Le gouvernement annonce clairement qu'il ne s'agit que d'une première étape. Ce « fonds de solidarité » aurait vocation à gérer l'ensemble des prestations sociales de l'État (allocation adulte handicapé, RMI, chômage), puis l'ensemble des prestations familiales 50 milliards immédiatement et, à terme, 250 milliards échapperaient à tout contrôle, aussi bien de la sécurité sociale que du Parlement, au profit d'un organisme technocratique calqué sur le modèle des organismes prévus par le traité de Maastricht.

La branche maladie de la sécurité sociale n'est pas épargnée. La convention médicale garantissait à la fois les remboursements aux malades, des revenus corrects aux médecins ainsi que leur liberté de prescrire les meilleurs soins. L'accord entre le ministre Teulade, les dirigeants des syndicats de médecins et des caisses de sécurité sociale liquide ces acquis et instaure le rationnement de soins. 

Ces droits fondamentaux, acquis avec la création de la Sécurité sociale en 1945, concernant la retraite, la famille, la santé, sont aujourd'hui attaqués de front. Ces attaques aggraveraient encore la situation économique du pays dont des études officielles montrent qu'elle est dangereusement affaiblie par le chômage et la baisse du pouvoir d'achat.

La droite et le CNPF, qui peuvent se vanter de voir leurs idées triompher, en veulent pourtant toujours plus. Les partis de droite sont prêts à s'engouffrer immédiatement dans la brèche ainsi ouverte irruption des assurances, suppression du financement des allocations familiales par les entreprises, généralisation de la retraite par capitalisation. Le CNPF ajoute l'exigence du paritarisme de la gestion de la sécurité sociale, c'est-à-dire l'attribution de la moitié des sièges pour les seuls patrons. La faillite actuelle de l'UNEDIC, où le CNPF fait seul la loi, montre l'ampleur du danger.

Le Bureau politique appelle les organisations du Parti et les élus communistes à développer une campagne de révélations dans chaque entreprise, chaque localité.

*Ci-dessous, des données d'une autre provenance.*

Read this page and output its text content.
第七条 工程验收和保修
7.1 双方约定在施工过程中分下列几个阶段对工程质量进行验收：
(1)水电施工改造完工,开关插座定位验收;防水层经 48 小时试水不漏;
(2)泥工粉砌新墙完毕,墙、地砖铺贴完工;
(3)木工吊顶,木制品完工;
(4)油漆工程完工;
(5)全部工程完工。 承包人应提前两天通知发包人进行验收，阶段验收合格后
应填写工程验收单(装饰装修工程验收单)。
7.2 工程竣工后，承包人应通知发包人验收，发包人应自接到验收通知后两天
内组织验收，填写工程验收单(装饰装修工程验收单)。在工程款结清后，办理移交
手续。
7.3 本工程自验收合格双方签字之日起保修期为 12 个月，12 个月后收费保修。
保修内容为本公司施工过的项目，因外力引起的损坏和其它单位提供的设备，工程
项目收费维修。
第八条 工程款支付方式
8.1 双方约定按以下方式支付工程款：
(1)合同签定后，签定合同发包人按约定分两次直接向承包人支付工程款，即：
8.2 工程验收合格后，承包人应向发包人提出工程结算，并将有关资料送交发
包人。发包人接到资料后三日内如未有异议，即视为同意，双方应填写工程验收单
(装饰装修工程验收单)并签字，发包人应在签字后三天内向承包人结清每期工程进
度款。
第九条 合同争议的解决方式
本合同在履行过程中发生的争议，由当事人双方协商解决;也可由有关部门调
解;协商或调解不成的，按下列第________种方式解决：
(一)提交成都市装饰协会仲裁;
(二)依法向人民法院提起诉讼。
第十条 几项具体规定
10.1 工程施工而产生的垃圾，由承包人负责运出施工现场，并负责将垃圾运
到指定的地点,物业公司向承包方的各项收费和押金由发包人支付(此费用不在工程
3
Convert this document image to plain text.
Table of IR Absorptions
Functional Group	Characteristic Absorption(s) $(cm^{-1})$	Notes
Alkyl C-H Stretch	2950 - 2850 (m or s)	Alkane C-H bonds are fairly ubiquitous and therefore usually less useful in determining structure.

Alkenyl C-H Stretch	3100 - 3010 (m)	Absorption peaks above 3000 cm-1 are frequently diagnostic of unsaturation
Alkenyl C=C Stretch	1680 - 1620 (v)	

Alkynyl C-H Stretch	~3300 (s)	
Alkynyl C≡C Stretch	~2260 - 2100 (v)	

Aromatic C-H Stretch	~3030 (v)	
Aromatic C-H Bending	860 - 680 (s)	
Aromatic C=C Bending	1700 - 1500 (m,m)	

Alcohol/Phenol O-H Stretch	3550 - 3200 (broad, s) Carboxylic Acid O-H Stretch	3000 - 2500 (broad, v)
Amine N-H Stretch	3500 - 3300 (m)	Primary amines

Chaque fois que le peuple français a mesuré que la sécurité sociale était menacée, il a su se mobiliser. Sachons lui montrer les enjeux et l'urgence de la riposte.

Le gouvernement ne veut rien entendre de ce qu'ont dit les électeurs le 20 septembre. Dans chaque pays européen, c'est au nom de Maastricht que les gouvernements s'attaquent aux protections sociales de leur pays. Des luttes de plus en plus puissantes se développent en Italie, en Espagne et en Grèce. Le peuple français a la capacité, lui aussi, de résister et de défendre sa sécurité sociale. Il a commencé à prendre conscience de sa force avec le « non » de gauche au référendum. Il est possible de se rassembler et de gagner pour la sécurité sociale en exigeant : le relèvement des prestations ; un financement accru en taxant les revenus financiers, en relevant la contribution des entreprises par la prise en compte de l'ensemble de l'activité et non plus des seuls salaires ; en agissant aussi pour le rétablissement des élections des représentants des assurés sociaux dès 1993.